On our way to Chestertown from Annapolis, we stopped at a marina at Rock Hall, MD and on the way out grabbed a mooring ball also near Rock Hall, before we made our way across the bay to Havre de Grace, MD. Beautiful sunrise/sunsets once again.
Havre de Grace has a lovely Promenade along the waterfront with several stations describing the devastation the town encountered during the War of 1812. The best part of this town was an ice cream and candy shop just a block from the marina. Yummy! We stayed at Havre de Grace 2 days, the second day being a great day to sit out a front that rolled through. Rolling is sure what we did in the marina. Our boat was the last in the line of 4 boats at the face dock and with the wind from the northeast and an northeast opening to the marina at our stern, we were bouncing around. Oh well, that’s just part of living on a boat.
One fun fact, Havre de Grace, was a contender for our nation’s Capital, tying George Washington’s preferred location at the mouth of the Potomac River. On July 16, 1790, a compromise between Thomas Jefferson, Alexander Hamilton, and James Madison enabled the Residence Act to pass, declaring George Washington’s selection to be the site of the nation’s capital.

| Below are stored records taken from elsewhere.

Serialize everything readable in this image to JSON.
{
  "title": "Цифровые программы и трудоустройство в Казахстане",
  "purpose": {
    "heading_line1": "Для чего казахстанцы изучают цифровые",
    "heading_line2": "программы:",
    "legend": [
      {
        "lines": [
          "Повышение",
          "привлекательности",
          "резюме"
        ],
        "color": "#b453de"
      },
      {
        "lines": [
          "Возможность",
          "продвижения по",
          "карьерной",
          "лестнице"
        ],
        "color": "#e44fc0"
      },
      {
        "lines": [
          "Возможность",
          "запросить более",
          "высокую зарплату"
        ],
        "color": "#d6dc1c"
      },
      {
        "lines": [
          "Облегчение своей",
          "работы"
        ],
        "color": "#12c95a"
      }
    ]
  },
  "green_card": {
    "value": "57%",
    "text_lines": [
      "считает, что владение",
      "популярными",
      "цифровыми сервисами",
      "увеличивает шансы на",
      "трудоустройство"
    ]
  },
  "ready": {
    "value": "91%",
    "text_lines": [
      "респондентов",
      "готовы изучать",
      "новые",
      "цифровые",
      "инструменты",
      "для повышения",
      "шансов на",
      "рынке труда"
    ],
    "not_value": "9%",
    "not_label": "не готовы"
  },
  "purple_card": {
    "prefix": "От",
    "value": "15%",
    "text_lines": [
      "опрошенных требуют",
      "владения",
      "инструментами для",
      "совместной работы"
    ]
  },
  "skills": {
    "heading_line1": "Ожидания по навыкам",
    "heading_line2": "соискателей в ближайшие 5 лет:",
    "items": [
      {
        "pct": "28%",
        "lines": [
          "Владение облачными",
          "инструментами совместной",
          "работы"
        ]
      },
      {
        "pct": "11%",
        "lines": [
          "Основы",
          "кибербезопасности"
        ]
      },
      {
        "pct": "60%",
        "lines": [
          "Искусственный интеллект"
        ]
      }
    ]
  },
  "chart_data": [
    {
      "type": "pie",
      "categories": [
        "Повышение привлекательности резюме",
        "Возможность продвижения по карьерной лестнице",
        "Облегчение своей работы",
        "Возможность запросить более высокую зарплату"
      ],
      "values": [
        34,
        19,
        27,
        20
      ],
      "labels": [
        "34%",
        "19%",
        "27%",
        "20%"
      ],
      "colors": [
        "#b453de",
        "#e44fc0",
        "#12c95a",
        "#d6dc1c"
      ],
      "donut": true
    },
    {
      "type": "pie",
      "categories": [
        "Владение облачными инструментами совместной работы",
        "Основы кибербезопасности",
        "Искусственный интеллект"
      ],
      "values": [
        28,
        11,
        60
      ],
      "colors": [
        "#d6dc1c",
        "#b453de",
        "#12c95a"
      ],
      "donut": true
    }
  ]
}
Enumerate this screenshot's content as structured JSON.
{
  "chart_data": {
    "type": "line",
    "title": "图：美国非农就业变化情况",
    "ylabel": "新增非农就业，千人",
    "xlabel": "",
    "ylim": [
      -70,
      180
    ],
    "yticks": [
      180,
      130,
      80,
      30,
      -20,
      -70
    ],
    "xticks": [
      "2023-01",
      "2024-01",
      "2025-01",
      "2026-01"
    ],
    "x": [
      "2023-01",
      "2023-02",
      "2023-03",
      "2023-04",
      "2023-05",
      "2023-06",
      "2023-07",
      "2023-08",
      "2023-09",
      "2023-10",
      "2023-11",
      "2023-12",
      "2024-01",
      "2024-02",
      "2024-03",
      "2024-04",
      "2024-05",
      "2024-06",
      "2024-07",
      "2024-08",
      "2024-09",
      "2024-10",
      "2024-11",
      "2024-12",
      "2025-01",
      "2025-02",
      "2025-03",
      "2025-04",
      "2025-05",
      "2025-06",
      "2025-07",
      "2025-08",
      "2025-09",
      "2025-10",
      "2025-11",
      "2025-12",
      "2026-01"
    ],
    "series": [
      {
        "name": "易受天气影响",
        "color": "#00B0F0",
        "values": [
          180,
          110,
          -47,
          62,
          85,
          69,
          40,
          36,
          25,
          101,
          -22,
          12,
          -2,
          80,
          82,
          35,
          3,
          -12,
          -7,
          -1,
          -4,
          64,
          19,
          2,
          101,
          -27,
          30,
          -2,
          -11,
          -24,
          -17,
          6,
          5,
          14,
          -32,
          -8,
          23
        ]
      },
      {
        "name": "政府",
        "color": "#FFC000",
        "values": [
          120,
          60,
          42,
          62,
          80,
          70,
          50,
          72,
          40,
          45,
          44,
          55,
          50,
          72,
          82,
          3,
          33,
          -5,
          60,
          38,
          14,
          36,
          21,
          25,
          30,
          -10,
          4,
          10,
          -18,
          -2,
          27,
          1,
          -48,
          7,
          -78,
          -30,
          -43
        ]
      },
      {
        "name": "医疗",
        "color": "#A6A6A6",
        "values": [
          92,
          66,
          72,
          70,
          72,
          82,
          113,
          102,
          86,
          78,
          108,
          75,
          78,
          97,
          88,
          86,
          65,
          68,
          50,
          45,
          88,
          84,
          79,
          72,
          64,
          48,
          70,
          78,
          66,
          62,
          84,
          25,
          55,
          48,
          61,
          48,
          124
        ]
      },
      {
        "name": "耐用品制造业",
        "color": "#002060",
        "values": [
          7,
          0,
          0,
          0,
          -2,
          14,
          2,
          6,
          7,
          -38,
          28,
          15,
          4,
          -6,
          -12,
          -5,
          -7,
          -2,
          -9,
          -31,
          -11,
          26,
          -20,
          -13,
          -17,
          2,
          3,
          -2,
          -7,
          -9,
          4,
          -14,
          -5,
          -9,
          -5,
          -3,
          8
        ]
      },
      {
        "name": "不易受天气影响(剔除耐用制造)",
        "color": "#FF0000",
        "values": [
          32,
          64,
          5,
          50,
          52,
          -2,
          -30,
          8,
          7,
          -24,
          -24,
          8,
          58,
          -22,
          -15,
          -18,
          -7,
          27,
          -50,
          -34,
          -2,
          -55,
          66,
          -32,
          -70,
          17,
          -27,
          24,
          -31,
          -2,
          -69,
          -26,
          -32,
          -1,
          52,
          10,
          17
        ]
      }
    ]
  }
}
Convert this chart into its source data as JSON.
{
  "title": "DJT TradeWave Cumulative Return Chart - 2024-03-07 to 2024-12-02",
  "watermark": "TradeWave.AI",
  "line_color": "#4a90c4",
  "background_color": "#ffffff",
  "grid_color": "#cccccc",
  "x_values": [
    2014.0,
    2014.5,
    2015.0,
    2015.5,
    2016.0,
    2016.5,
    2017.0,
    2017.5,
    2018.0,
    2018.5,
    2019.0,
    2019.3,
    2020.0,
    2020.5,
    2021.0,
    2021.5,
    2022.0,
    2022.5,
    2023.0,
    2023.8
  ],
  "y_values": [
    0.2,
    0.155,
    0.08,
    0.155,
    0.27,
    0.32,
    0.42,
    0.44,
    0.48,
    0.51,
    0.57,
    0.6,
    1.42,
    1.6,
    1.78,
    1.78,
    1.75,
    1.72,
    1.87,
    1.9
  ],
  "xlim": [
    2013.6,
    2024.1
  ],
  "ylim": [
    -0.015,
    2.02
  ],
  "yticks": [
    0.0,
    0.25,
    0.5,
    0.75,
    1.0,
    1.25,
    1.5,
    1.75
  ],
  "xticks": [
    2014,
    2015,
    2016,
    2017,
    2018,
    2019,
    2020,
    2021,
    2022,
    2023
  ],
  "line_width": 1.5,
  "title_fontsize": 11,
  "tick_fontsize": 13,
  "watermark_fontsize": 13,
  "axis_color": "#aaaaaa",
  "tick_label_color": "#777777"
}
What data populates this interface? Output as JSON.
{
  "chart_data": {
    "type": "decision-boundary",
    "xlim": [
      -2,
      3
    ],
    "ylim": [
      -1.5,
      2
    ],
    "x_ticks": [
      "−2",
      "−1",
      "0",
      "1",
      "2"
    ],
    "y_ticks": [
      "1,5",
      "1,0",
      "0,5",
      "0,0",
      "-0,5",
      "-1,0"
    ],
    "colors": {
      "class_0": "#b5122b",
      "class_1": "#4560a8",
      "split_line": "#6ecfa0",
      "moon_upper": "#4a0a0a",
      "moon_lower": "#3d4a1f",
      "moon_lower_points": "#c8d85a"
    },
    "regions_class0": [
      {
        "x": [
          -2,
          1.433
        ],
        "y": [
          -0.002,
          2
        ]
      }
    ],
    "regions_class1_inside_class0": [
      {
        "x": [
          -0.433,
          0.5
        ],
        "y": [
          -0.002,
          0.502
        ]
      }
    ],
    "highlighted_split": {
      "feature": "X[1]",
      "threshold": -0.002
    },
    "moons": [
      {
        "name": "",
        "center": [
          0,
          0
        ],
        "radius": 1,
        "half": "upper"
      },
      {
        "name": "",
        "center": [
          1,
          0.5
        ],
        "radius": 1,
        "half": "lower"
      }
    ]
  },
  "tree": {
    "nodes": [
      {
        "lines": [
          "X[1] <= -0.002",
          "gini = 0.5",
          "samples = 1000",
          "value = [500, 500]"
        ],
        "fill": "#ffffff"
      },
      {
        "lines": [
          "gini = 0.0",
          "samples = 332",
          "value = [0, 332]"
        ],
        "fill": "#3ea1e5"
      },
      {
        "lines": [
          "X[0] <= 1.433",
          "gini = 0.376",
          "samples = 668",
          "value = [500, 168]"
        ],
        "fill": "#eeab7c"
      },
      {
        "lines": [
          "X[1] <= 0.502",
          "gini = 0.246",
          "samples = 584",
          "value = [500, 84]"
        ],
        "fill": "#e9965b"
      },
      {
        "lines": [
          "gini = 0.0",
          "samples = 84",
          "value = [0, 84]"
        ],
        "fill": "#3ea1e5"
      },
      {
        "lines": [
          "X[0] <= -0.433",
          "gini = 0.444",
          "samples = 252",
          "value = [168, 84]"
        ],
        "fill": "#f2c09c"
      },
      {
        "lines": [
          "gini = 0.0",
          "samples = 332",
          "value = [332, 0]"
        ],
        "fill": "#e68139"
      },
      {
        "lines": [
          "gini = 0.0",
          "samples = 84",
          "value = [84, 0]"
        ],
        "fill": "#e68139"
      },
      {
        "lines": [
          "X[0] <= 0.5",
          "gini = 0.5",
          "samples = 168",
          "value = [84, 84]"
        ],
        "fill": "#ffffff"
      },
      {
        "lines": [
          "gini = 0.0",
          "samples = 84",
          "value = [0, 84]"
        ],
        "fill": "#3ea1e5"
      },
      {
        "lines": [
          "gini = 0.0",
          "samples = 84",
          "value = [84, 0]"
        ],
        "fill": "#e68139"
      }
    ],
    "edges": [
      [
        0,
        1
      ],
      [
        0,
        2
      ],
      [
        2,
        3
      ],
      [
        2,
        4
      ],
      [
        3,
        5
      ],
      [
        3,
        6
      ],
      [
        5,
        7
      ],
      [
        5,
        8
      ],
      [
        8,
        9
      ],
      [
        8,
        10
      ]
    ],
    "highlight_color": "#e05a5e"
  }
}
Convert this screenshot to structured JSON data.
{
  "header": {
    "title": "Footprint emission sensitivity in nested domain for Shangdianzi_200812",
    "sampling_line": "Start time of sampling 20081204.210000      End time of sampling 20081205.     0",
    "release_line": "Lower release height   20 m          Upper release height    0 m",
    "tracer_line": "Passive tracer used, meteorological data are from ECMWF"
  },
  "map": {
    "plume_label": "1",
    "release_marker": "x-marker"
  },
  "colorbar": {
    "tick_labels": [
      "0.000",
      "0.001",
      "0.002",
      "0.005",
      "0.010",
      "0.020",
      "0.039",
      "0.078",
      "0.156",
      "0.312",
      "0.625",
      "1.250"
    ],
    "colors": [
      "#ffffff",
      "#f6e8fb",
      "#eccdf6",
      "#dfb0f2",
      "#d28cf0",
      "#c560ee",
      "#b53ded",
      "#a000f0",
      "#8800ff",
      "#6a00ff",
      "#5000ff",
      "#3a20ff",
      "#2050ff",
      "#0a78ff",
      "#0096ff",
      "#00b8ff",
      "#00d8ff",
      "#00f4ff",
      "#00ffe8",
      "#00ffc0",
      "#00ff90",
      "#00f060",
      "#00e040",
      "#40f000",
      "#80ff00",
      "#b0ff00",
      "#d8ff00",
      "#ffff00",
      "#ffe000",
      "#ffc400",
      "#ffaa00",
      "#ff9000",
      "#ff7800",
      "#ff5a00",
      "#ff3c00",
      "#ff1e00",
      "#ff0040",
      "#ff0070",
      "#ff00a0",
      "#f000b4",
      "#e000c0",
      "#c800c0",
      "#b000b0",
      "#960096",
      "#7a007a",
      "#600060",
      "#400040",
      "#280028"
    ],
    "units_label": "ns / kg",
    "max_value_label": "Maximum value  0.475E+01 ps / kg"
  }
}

Our last stop on the Chesapeake was Chesapeake City, MD which is about halfway through the C&D Canal. “C&D” stands for Chesapeake and Delaware which is what this very busy canal connects. The C&D Canal is the 3rd busiest canal in the world, While staying at Chesapeake City marina (with a lively restaurant on site), we connected with crew on several other looper boats, We are now at Delaware City, DE, ready to traverse the big water of Delaware Bay tomorrow arriving at Cape May, NJ early afternoon. The winds are suppose to pick up, so we are leaving, along with our buddy boat, Betty Gail at first light for a 7 hour run down Delaware Bay.
We plan to spend Memorial Day weekend at Utsch’s Marina in Cape May with Betty Gail, waiting for a good weather window. Our next leg of the loop takes us out to the Atlantic Ocean, up the New Jersey coastline. New Jersey does not have an intercoastal waterway that is easily traversed by boats our size, so “outside” we go. The first run is from Cape May to Atlantic City and then the next day (or when there is good weather), we cruise from Atlantic City to New York Harbor. We are so excited to be cruising into New York Harbor, right next to the Statue of Liberty. Stay tuned for pictures of that exiting milestone of our trip.
Loving the looper life,
Dave, Brenda, and Murphy
1 thought on “Slo Pace: Exploring the Chesapeake Bay – Part III of III”
The history knowledge you guys are acquiring is amazing! Thanks for sharing it all with us.